Emily Rencsok:  Yeah. So, you would need to be enrolled in the trial from one of our participating centers.  So, if there are regions close to you that are participating you could  go there and get involved.  Again, I think it's just important to look at the locations and see  would this work for you? And again, like I mentioned, we're opening up new centers continually, so keep an eye on where we are located, and hopefully you can get involved.

Joel Nowak:  Terrific. So, I've gone over a number of my questions. I'm wondering, what I have not asked you about that's important in your study. 

 

Emily Rencsok: I think you covered most of it. 

One thing that I will mention that was interesting, just in terms of the methodology of this study, was how difficult it was to get the race and ethnicity information on each of the patients.    Only 32 of the trials had race and ethnicity data available on clinical trials.gov.  For a lot of the other studies we had to dig around in published papers or random FDA documents or email the authors or put in data requests from pharmaceutical companies, so just the extent to which we had to go in order to get race and ethnicity information on participants in general, I thought was pretty shocking.

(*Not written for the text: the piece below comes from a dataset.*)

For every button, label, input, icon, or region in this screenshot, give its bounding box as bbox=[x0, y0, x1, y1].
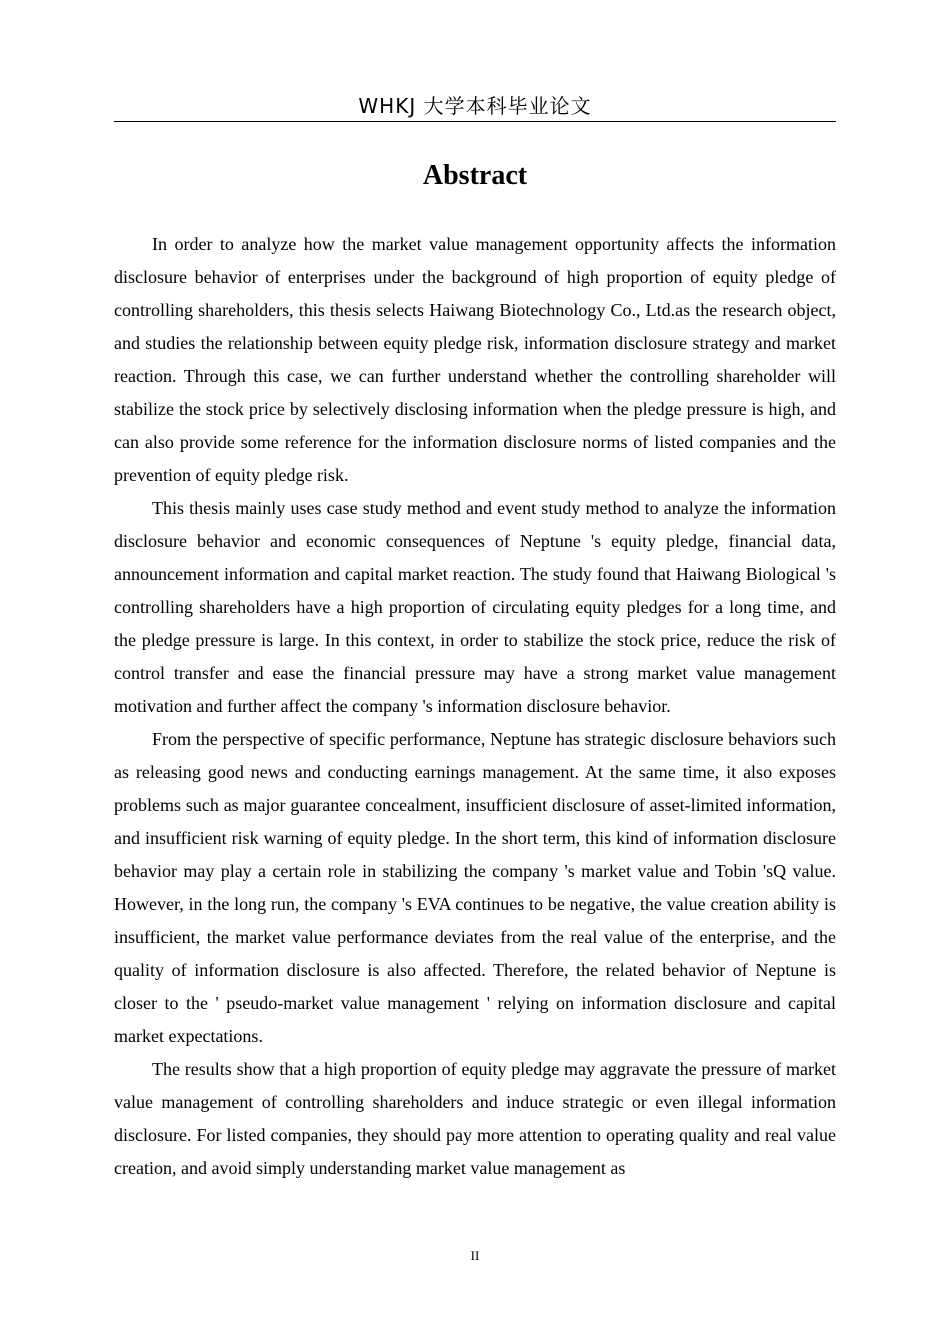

 This goes back to the FDA regulations that I was talking about before, where it’s required for clinical trials to both collect and report race and ethnicity information. So I hope that that will be less of an issue moving forward, but was definitely shocking to see just how hard it was to see what race and ethnicity the patients were. 

Joel Nowak: I really would like to, again, thank you so much for the time you spent. I think that your findings were stunning. I think they were surprising to me and I think they will be surprising to a lot of people as to how significant, the disparities are within our trials.  I think this is important that people talk about it and become more aware and we work a lot harder to correcting the situation. 

I also want to not only thank you for your time, but I also want to really wish you continued success with your studies and also with this important research and I'm looking forward to speaking to you again about your next paper and so thank you again.  I truly appreciate it. 

Emily Rencsok:  Thank you so much. And thank you for giving this issue a platform.  Like you mentioned, I think that's very important that we acknowledge that these disparities do exist in order, to move forward with fixing them and ensuring that men across the world can receive equitable care.

Joel Nowak:   Terrific, this has been Joel T Nowak for Cancer ABC's along with Emily Rencsok.  We have been talking about her recent publication about diversity, or I should say, the lack of diversity in prostate cancer clinical trials.